All of this was originally a single statement, with an inline callback function (in typical jQuery fashion). I decided to unroll it into more verbose, easier to understand form, lest my head explode two weeks from now trying to re-read and re-figure-out the code.

This bit of code does some pretty typical jQuery things, such as grab all rows of a table with $('tr'), except that in this case I most certainly do not want all rows of all tables in the HTML page (which would be hundreds of rows of extraneous stuff). The rows I need happen to have an "id" attribute with a value that begins with "gl." The construction $('tr[id^=gl]') is jQuery's syntax for selecting table rows that have an id-attribute that begins with "gl."  (The ^= here means "begins with." You could signify "ends with" using $= instead of ^=.)

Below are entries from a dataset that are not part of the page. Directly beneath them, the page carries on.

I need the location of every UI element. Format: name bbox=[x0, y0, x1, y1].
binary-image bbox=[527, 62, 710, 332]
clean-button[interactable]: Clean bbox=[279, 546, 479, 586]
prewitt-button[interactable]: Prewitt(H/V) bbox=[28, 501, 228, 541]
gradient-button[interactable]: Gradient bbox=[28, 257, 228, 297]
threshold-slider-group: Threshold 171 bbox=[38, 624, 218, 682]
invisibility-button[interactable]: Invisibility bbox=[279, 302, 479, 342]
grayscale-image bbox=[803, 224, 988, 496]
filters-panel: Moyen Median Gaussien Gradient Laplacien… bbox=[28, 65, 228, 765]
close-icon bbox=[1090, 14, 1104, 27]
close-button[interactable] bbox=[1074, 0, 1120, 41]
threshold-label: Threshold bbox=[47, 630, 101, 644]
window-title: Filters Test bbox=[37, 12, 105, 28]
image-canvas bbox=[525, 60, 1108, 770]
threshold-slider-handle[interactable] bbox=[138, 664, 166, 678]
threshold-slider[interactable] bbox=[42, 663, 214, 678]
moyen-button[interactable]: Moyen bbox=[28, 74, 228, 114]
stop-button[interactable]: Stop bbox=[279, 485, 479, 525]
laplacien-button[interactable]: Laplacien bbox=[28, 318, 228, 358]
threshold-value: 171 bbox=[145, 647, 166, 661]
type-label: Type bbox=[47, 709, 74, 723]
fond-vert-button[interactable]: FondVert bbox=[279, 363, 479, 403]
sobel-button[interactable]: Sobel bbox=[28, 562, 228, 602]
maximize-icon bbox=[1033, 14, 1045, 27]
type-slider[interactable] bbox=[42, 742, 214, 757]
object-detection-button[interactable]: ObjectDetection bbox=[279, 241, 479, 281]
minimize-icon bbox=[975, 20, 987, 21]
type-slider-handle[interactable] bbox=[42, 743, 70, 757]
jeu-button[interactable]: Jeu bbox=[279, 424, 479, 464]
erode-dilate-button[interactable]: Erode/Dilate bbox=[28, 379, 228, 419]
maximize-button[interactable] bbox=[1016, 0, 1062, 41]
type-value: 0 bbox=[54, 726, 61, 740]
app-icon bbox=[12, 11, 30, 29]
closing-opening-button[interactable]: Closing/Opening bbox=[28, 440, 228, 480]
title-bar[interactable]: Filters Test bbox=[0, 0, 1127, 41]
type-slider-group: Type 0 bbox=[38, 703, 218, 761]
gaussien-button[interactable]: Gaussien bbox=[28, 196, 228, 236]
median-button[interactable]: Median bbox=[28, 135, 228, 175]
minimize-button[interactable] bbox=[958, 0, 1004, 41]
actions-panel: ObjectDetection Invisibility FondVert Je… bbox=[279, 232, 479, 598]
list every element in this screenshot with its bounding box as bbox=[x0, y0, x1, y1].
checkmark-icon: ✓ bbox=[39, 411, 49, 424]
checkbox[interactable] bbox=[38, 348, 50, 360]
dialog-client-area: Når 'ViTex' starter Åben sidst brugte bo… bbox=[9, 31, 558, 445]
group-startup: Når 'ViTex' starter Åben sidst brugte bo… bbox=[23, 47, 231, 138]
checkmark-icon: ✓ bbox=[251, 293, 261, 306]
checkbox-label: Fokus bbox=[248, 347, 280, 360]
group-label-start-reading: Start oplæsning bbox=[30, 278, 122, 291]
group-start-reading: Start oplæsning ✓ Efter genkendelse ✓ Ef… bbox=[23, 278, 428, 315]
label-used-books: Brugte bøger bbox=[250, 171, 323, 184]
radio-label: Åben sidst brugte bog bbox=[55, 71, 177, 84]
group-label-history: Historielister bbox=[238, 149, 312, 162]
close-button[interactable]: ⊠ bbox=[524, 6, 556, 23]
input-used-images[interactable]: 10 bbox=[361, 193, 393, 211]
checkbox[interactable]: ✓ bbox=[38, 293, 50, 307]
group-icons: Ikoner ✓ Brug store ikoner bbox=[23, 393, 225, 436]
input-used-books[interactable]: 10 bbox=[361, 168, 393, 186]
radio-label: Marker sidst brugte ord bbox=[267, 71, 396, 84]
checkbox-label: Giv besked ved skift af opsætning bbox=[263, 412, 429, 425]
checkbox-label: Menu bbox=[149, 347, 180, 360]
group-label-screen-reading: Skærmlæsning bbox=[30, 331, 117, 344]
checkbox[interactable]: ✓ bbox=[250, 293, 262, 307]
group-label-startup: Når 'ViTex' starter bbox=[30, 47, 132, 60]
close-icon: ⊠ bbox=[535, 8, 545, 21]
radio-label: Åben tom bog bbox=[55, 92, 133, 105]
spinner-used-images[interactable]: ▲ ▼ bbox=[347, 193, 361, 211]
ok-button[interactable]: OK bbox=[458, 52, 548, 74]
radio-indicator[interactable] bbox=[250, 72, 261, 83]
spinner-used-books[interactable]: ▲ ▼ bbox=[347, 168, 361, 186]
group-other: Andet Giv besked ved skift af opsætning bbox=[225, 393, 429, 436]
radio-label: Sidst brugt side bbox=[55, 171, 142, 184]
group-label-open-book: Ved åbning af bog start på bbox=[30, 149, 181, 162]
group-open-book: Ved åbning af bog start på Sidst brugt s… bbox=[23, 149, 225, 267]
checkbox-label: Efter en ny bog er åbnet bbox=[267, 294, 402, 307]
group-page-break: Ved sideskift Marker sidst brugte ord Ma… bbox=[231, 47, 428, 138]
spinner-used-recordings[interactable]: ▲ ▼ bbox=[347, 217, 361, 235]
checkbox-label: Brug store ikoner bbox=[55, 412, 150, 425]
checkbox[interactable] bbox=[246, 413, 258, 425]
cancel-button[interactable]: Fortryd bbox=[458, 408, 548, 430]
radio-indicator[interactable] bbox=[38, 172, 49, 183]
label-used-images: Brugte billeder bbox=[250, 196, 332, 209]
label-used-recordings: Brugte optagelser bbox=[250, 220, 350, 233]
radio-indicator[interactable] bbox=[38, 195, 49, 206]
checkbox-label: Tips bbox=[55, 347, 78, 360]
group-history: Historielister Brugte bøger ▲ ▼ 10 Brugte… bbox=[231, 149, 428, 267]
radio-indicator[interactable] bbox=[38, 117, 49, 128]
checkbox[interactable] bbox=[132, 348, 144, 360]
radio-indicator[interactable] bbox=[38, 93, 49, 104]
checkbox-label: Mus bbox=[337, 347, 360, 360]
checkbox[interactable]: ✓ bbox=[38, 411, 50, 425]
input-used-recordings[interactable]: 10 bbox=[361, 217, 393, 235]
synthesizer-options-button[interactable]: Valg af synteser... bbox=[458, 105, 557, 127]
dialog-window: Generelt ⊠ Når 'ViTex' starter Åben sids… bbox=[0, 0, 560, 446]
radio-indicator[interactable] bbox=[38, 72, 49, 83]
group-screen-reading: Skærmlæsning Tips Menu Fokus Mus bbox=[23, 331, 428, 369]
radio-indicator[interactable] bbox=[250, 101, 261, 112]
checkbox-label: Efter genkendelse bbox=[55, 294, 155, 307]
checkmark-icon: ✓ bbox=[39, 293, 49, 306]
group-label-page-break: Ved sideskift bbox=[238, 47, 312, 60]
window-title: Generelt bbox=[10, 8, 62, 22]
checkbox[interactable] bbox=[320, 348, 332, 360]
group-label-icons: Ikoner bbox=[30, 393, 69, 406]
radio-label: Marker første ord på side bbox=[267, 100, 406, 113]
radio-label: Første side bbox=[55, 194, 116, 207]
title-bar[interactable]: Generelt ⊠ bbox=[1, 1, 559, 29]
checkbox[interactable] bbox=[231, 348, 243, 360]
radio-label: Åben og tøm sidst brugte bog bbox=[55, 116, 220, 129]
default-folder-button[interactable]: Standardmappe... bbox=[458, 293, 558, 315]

The process() callback fetches all table columns for the current row using the jQuery( 'td', this ) construction, which means gives me a jQuery object representing all "td" elements under the DOM node represented by this. In the callback context, this refers to the current jQuery node, not the window object or Function object. If you choose (as I did not) to declare your callback with arguments, as in function myCallback( argA, argB), then argA will be the index of the current item and argB will be this.

If you're wondering about the regex /(?=CCA)/, I need this because ordinarily the codon data would look like this:

Codon Usage: The Bacterial and Plant Plastid Code (transl_table=11) CCA(P) 1.18%CCG(P) 1.58%CCT(P) 1.17%CCC(P) 1.37%CGA(R) 0.32%CGG(R) 1.32%CGT(R) 1.82%CGC(R) 2.54%CAA(Q) 1.07%CAG(Q) 2.84%CAT(H) 1.59%CAC(H) 0.89%CTA(L) 0.48%CTG(L) 4.58%CTT(L) 1.96%CTC(L) 0.84%GCA(A) 2.94%GCG(A) 2.14%GCT(A) 2.31%GCC(A) 3.90%GGA(G) 0.90%GGG(G) 1.74%GGT(G) 2.11%GGC(G) 3.23%GAA(E) 3.92%GAG(E) 1.36%GAT(D) 3.76%GAC(D) 1.49%GTA(V) 1.08%GTG(V) 3.01%GTT(V) 2.19%GTC(V) 0.81%ACA(T) 1.82%ACG(T) 1.49%ACT(T) 0.57%ACC(T) 1.83%AGA(R) 0.30%AGG(R) 0.31%AGT(S) 0.61%AGC(S) 1.33%AAA(K) 2.01%AAG(K) 1.60%AAT(N) 1.39%AAC(N) 1.64%ATA(I) 0.59%ATG(M) 2.56%ATT(I) 2.88%ATC(I) 1.59%TCA(S) 0.65%TCG(S) 0.47%TCT(S) 1.37%TCC(S) 1.34%TGA(*) 0.14%TGG(W) 1.47%TGT(C) 0.46%TGC(C) 0.70%TAA(*) 0.14%TAG(*) 0.03%TAT(Y) 1.47%TAC(Y) 0.90%TTA(L) 0.61%TTG(L) 1.67%TTT(F) 2.41%TTC(F) 1.22%

Notice that first line ("Codon usage: The Bacterial [blah blah]"). I just want the codon data, not the leader line. But how to split off the codon data? Answer: Use a lookahead regular expression that doesn't consume the match. If you split on /CCA/ (the first codon) you will of course consume the CCA, never to be seen again. Instead, use (?=CCA), with parentheses (absolutely essential!) and the parser will look ahead to find an upcoming CCA, then stop and match the spot right before the CCA without consuming the CCA.

I'm sure a true jQuery expert can rewrite the foregoing code in a much more elegant, compact manner. For me, elegant and compact aren't always optimal. I've learned to value readable and self-documenting over elegant and opaque. Cute/sexy isn't always best. I'll take homely and straightforward any day.